The Town of Tradition, Mississippi’s largest master-planned community under construction in north central Harrison County, is showing tangible signs of progress after years of master planning and infrastructure work.

Over 550 students are completing their first year of classes at the new St. Patrick Catholic High School at Tradition.  Land for the new Gulf Coast campus of William Carey University has been cleared in the Tradition Town Center and infrastructure work is underway.  University officials anticipate breaking ground on their first buildings this spring and will open the new 50-acre campus in August 2009 to 750 students.

Tradition Campus
Tradition Campus

The community’s first New Urbanist neighborhood, The Village at Tradition, has completed its first homes and has ten more under construction, including those of its first residents who are anticipated to move in later this spring.  The Village’s eight-acre lake and the first of three community parks are complete.  Construction is underway for the Village Center, communityTradition pool/clubhouse and the first phase of the Village hiking/biking trail system.  Biloxi Regional Medical Center will break ground later this year on a 5,000-square-foot Family Care Clinic in Tradition’s Village Center, joining a Village market, café, fitness center and other professional services.

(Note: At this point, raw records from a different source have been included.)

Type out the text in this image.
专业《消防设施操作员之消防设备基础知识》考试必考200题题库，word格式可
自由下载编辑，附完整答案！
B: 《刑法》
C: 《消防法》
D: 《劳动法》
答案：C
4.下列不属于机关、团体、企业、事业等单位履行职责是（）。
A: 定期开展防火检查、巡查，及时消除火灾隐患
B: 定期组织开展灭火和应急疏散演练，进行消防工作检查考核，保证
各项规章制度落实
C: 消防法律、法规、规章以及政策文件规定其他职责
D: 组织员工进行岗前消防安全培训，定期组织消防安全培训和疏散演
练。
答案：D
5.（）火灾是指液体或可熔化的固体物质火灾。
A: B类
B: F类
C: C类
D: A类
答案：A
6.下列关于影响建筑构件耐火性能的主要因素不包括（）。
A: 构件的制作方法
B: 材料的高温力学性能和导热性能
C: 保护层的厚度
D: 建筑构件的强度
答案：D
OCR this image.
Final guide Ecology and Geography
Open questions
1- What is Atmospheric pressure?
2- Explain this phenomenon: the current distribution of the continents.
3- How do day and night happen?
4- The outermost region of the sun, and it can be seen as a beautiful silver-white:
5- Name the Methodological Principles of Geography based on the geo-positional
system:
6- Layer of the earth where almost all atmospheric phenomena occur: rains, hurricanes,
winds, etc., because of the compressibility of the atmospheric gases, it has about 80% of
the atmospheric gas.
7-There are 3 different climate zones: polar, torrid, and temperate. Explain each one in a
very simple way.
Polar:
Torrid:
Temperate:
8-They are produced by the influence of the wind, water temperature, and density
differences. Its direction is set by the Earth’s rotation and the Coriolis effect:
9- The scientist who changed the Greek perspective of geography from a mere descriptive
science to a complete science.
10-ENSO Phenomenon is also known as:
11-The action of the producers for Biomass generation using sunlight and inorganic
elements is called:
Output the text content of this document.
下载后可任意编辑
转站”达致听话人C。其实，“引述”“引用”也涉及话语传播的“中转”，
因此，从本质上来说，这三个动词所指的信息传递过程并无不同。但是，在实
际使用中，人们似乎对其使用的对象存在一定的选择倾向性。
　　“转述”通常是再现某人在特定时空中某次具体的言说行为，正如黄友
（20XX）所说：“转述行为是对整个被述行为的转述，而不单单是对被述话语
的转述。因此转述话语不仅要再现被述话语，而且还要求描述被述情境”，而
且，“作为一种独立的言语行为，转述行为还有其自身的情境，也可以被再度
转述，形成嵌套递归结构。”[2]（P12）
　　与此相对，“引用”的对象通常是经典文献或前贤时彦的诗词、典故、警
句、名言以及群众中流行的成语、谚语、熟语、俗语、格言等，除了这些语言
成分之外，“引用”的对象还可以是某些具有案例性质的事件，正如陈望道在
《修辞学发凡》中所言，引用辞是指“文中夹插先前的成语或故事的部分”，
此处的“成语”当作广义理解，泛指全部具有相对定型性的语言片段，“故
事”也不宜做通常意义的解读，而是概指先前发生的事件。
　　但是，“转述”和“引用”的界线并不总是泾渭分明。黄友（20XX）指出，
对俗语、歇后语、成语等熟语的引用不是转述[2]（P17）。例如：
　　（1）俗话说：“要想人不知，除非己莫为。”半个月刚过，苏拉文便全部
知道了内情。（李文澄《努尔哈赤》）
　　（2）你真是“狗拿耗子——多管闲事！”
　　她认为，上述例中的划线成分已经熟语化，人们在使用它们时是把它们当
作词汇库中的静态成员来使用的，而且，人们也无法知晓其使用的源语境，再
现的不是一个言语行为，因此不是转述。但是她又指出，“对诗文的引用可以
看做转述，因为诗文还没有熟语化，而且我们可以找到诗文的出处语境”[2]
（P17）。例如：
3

With the vision of a truly sustainable community – environmentally, socially and economically – Tradition Developer Joseph C. Canizaro and his development team welcomed 15 of the country’s top planners and designers from the Urban Land Institute (ULI) in January.  During the week long visit, Tradition announced plans to become a “carbon-neutral” community, expanding its “green-friendly” building and design practices.  The ULI team also recommended enhancements to the community’s master plan, including a wide diversity of housing options, an Audubon-certified golf course, resort hotel & conference center, charter elementary school and a focus on eco-tourism assets including the adjacent DeSoto National Forest.

To build on this visit, Canizaro hosted representatives of Prince Charles’ Foundation for the Built Environment to Tradition and the Gulf Coast region on March 10.  During the visit, Hank Dittmar, chief executive of the Prince’s Foundation and president of the Congress for New Urbanism, spoke to area business and community leaders about the foundation’s efforts to promote affordable housing and teach traditional homebuilding crafts, sustainability principles and green building practices. Tour stops included Hope VI, the East Biloxi Coordination Center, Mississippi State University Community Design Studio, the Veteran’s Administration site in Gulfport and a North Gulfport Community Land Trust’s model home.  The Tradition development team hopes to emulate the immensely successful town of Poundbury, established in England by Prince Charles, and showcase how traditional architecture and modern town planning can create a thriving new community where people live and work in close proximity.